Ещё много цифр будет влиять на жизнь нашего героя впоследствии, но именно эта – пять двести, – как ему долгое время казалось, определила всю его судьбу.
Они росли параллельно, но в геометрической прогрессии. Его сверстники десять килограммов – он двадцать, они тридцать – он шестьдесят, они шестьдесят – он сто двадцать.
В пятилетнем возрасте с ним случилась ещё одна неприятность.
В те времена с детскими садами было напряжённо. После первой попытки устроить сына на недельный пансион, когда тот выл у окна и всё ждал родителей, отец забрал его домой, и его начали оставлять с одноногой крёстной бабушкой Соней (говорили, что она потеряла ногу на фронте), она была медсестрой и курила «Беломор».
И вот что случилась дальше. Двоюродный брат, который был постарше на пару лет, уговорил стащить у папы сапожный нож («заячью лапку», сделанную из автомобильной рессоры и поэтому очень прочную) и выстрогать из досочки ружьё, «как у солдат, охраняющих Мавзолей». Себе-то он выстрогал, а младшему, когда тот заканючил: «И мне, и мне такое», ответил: «У тебя будет настоящий нож».

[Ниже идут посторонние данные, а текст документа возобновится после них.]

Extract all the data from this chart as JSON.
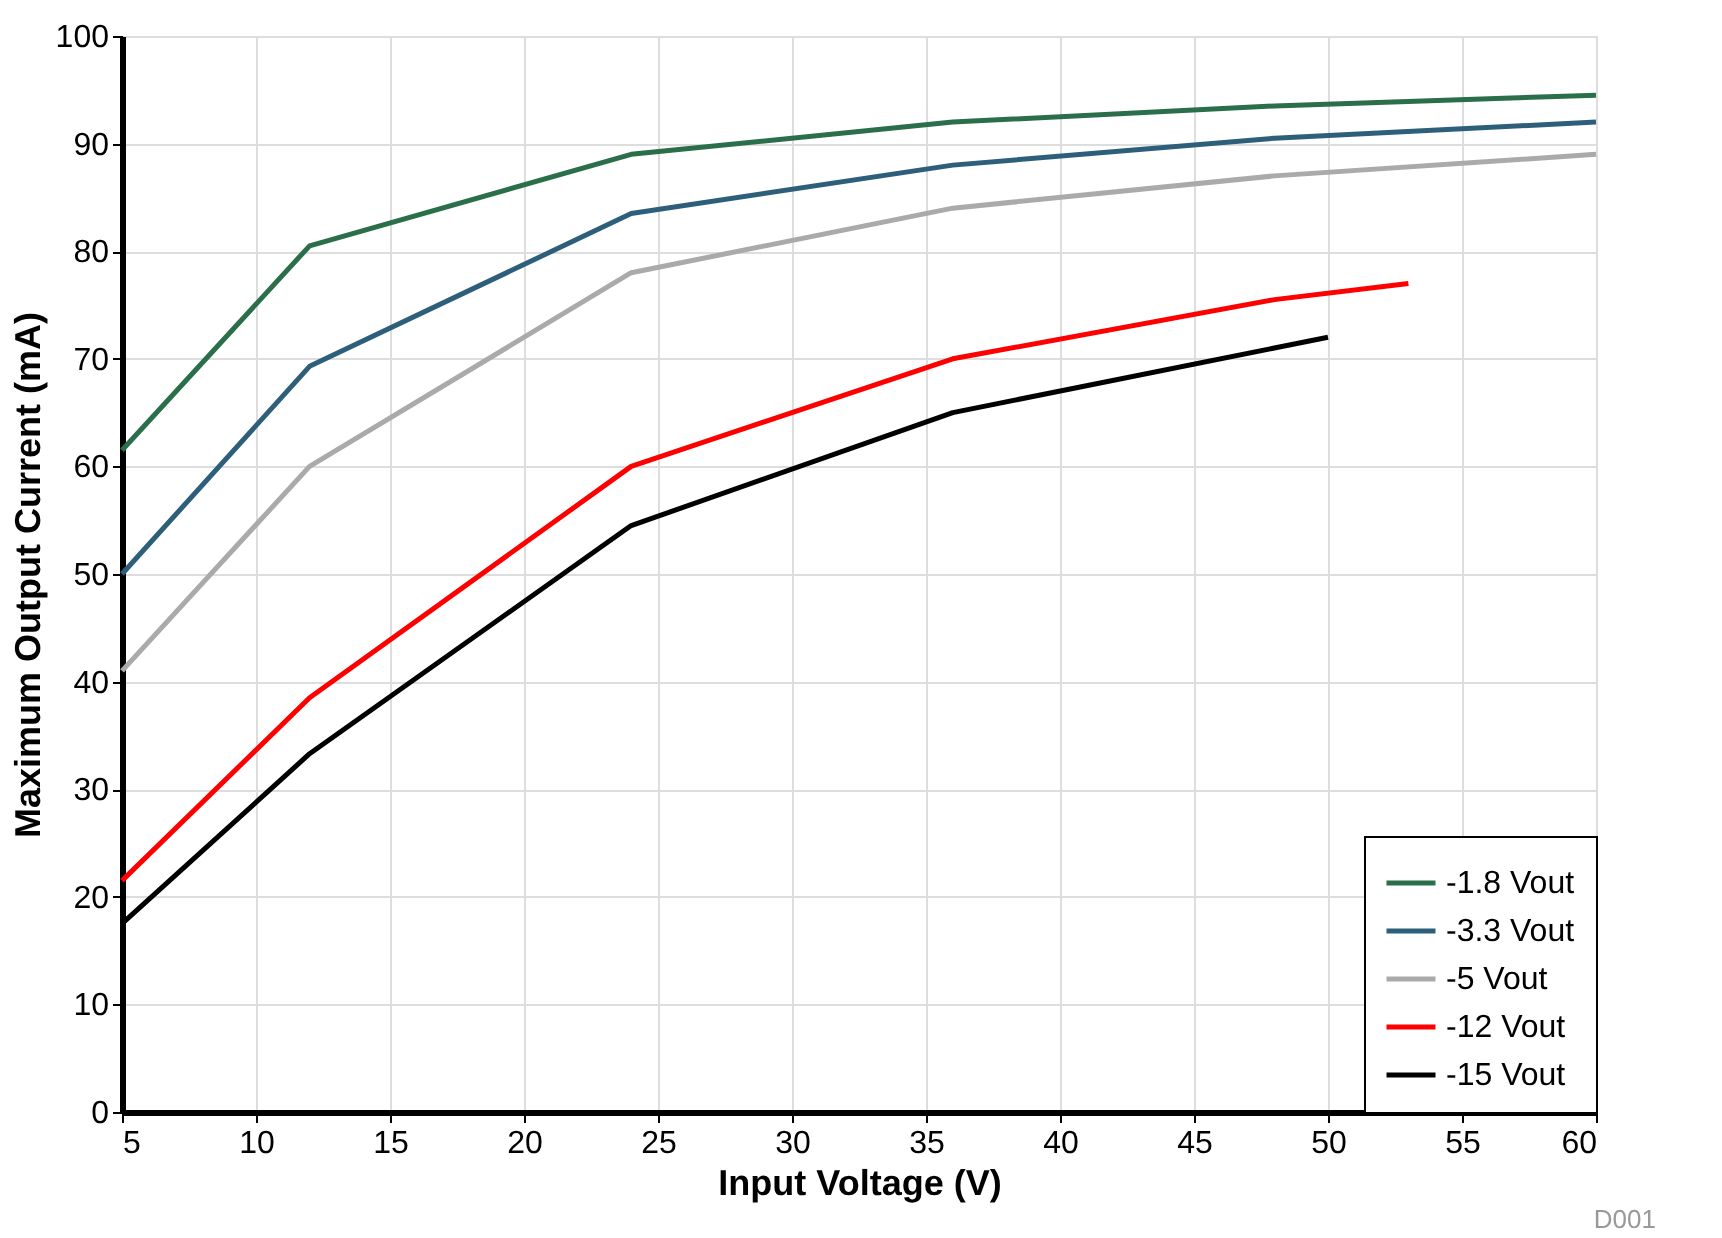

Они зашагали по коридору барака, как настоящие часовые. Старший держал свежевыструганное ружьё, а младший – острейший нож. Барачные половицы горбом встали на пути у младшего, он споткнулся, и нож вонзился в голову, а точнее, в глаз. Он кричал, а потом выл, а потом всхлипывал, пока не прибежал отец, которого вызвали с завода с дневной смены. Нож при этом всё ещё торчал из глаза, и выдернуть его никто не смог: он застрял в лицевой подглазной кости.
Отец завернул мелкого в одеяло, и сосед из барака, стоявшего рядом, на своём новеньком мотоцикле (а до этого тысячу раз просили, чтобы прокатил, и вот повезло) привёз их в детскую городскую больницу – в те времена деревянное двухэтажное здание в больничном городке.
Детский хирург, женщина, оценила ситуацию мгновенно: «Сколько времени прошло после травмы?»
Отец начал объяснять, что пока прибежали на проходную, пока позвонили ему в цех, пока он, не переодевая рабочей одежды, прибежал домой, пока попробовал вытащить нож и понял, что сам не сможет, пока нашли соседа с мотоциклом… прошло, наверное, около полутора-двух часов.
Успокаивая осипшего, всхлипывающего мальчика, из глаза которого торчал сапожный нож, хирург сказала: «То, что нет обильного кровотечения – хорошо, значит, глаз не задет и, возможно, будет видеть. Всё понятно, теперь, отец, плотнее замотай сына в одеяло, будем доставать нож и зашивать рану».
С этого момента мелкий опять ревел и запомнил только, как молнией два часа назад ударившая в глаз боль после резкого рывка хирурга ослабла и стала просто ноющей. Как очень тупая игла проткнула кожу около глаза и ещё как продёргивали нить по живому…
Несмотря на то, что пожилая медицинская сестра отцу и мне давала нюхать ватку с нашатырём, я всё равно потерял сознание, и хирург благополучно наложила пять неровных стежков под моим глазом, забинтовала его полностью через голову, и более полугода все местные ребята меня называли Кутузовым.
После этого злоключения ещё долгое время вся моя жизнь делилась на до травмы и после.
Когда швы сняли, обнаружилось, что глаз всё-таки травмирован и не видит, точнее, различает день и ночь, но смотрит в сторону. Родителям порекомендовали съездить в Одессу, в институт Филатова – самое продвинутое учреждение по зрению в то время.
Через месяц смогли организовать поездку. Одессу совсем не помню. На старом чёрно-белом фото на набережной у моря мама, я и папка. Вердикт учёных был суров: повреждён центральный нерв, при существующих технологиях помочь невозможно.
Кроме этой, была ещё одна попытка восстановить утраченное глазом зрение. Много лет спустя, когда в родном городе организовался филиал знаменитого Центра микрохирургии глаза имени академика Фёдорова, после укрупнённого обследования врачи вынесли заключение: прошло очень много времени – более сорока лет, – всё заросло, и нервные окончания не могут найти, чтобы их соединить.